No one is immune and it’s more likely to happen at home than in public.
While it’s true that most men are not violent, abusive or disrespectful, we have all seen and will know those who are. To stop violence against women, well-meaning men must do more than merely avoid perpetrating violence themselves.
If we do nothing, nothing will change.
We must pursue equitable and respectful relationships. We must challenge the violence of other men. We must demonstrate that being ‘a man’ means being someone who lives by the values of respect, inclusion and equality. Should we fail or refuse to do this, we will not be perpetrators but perpetuators who chose to let violence continue.
Changing attitudes and behaviour will take time but if we succeed it will be time well spent, and lives saved.
So, what small act can you do, starting right now, to make a difference? To begin with, do what most of us have done all our life: love, respect and protect women. If you can do that, then try to do the following:
Of the facts. Know the facts about violence against women.
Of yourself. Have the confidence to explore your own actions, beliefs, and opinions, confront your faults and make a plan to improve.
Of victim-blaming.

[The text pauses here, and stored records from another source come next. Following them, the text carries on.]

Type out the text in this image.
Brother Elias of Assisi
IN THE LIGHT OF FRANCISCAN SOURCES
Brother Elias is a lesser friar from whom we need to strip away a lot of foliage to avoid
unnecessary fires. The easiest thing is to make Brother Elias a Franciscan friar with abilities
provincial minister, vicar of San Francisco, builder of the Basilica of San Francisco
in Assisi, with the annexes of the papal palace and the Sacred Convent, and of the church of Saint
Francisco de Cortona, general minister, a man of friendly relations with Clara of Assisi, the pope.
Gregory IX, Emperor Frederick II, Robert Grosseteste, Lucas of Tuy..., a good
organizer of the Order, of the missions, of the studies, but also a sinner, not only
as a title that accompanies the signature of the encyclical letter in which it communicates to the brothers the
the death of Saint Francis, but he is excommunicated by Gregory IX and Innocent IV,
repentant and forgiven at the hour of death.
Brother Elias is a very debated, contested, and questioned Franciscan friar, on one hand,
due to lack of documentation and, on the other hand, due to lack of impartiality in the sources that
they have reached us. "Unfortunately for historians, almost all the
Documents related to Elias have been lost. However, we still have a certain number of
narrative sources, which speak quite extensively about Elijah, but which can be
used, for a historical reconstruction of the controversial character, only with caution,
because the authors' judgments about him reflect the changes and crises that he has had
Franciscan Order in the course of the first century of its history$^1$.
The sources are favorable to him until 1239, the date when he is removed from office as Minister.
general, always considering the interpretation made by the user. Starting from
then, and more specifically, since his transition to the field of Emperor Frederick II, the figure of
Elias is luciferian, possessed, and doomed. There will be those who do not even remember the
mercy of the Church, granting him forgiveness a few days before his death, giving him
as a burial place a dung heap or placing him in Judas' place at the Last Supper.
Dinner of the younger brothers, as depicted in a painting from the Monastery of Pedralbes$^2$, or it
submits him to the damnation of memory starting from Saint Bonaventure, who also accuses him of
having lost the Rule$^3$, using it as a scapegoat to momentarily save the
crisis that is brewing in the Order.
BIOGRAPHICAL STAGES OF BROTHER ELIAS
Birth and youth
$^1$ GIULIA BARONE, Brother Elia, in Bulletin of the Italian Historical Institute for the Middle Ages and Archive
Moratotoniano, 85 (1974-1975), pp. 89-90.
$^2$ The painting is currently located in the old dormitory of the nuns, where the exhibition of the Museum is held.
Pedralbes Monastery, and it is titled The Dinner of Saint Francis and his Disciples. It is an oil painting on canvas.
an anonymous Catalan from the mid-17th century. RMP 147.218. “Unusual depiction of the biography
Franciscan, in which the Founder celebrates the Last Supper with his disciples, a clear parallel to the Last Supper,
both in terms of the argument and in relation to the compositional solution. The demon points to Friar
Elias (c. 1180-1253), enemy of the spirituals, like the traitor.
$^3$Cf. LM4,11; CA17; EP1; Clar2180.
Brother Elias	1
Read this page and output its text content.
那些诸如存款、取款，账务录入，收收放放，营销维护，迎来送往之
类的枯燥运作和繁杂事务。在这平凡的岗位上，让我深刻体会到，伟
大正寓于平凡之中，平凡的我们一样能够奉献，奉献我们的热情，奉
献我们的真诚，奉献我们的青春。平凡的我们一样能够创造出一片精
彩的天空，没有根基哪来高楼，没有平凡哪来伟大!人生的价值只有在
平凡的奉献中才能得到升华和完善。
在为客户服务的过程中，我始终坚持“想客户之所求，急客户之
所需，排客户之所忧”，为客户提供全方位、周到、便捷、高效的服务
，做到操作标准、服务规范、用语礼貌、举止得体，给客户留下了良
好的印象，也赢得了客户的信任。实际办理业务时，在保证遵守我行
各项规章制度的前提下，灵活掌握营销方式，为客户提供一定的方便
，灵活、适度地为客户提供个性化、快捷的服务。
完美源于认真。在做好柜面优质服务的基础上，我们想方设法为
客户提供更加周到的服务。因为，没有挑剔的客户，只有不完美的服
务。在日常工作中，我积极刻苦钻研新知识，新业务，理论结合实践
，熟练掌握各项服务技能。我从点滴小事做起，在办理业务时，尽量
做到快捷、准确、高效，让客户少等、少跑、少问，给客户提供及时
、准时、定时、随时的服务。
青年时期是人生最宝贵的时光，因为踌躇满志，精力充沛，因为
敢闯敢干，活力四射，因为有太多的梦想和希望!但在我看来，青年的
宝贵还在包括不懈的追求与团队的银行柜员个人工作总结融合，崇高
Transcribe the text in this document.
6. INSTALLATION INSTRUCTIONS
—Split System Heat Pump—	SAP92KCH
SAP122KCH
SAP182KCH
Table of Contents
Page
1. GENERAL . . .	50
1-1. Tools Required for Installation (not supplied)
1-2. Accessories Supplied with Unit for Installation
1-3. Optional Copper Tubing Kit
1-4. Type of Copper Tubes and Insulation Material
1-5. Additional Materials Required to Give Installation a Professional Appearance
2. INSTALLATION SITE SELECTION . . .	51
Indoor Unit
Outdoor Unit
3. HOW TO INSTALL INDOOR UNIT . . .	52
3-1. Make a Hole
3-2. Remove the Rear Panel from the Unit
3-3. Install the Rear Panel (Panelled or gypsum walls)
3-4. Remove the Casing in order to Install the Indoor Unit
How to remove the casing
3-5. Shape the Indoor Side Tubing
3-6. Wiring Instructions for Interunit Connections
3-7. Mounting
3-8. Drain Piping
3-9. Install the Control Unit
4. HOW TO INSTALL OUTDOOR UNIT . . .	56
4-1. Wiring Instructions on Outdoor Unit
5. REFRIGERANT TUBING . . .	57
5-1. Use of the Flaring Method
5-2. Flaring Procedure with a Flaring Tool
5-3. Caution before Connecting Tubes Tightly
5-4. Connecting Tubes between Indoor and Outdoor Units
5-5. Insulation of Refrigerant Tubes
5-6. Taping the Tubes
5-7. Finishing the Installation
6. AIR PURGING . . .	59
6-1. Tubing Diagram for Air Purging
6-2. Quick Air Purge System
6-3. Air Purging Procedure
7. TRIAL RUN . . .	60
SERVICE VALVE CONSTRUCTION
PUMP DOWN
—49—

Learn what it is and how to recognise it. Tell others.
When it matters. Call out bad behaviour and safely challenge others who overstep the line.
Talk with women and girls…
About their experiences. Be willing to listen and learn.
About your own behaviour. You may not see the impact that your words and deeds are having.
Talk with men and boys…
About the problem. Learn how the issue touches their lives.
About how to respond. Empower them to call it out.
Early, and often. Mentor and teach one another about how to be men in ways that don’t involve degrading or abusing girls and women.
If you question what impact any of the above actions can have, give one of them a try today and see for yourself. I did, and the response indicated that I still have work to do. When it comes to tackling such a big problem, we all have work to do.
Everybody has their own way of understanding, coping with, and responding to tragedy. But you have a choice. You can remain in the silent majority of men who disapprove of violence but do little to prevent it. Or, you can stand up, speak out and act to help all Australians live a better life.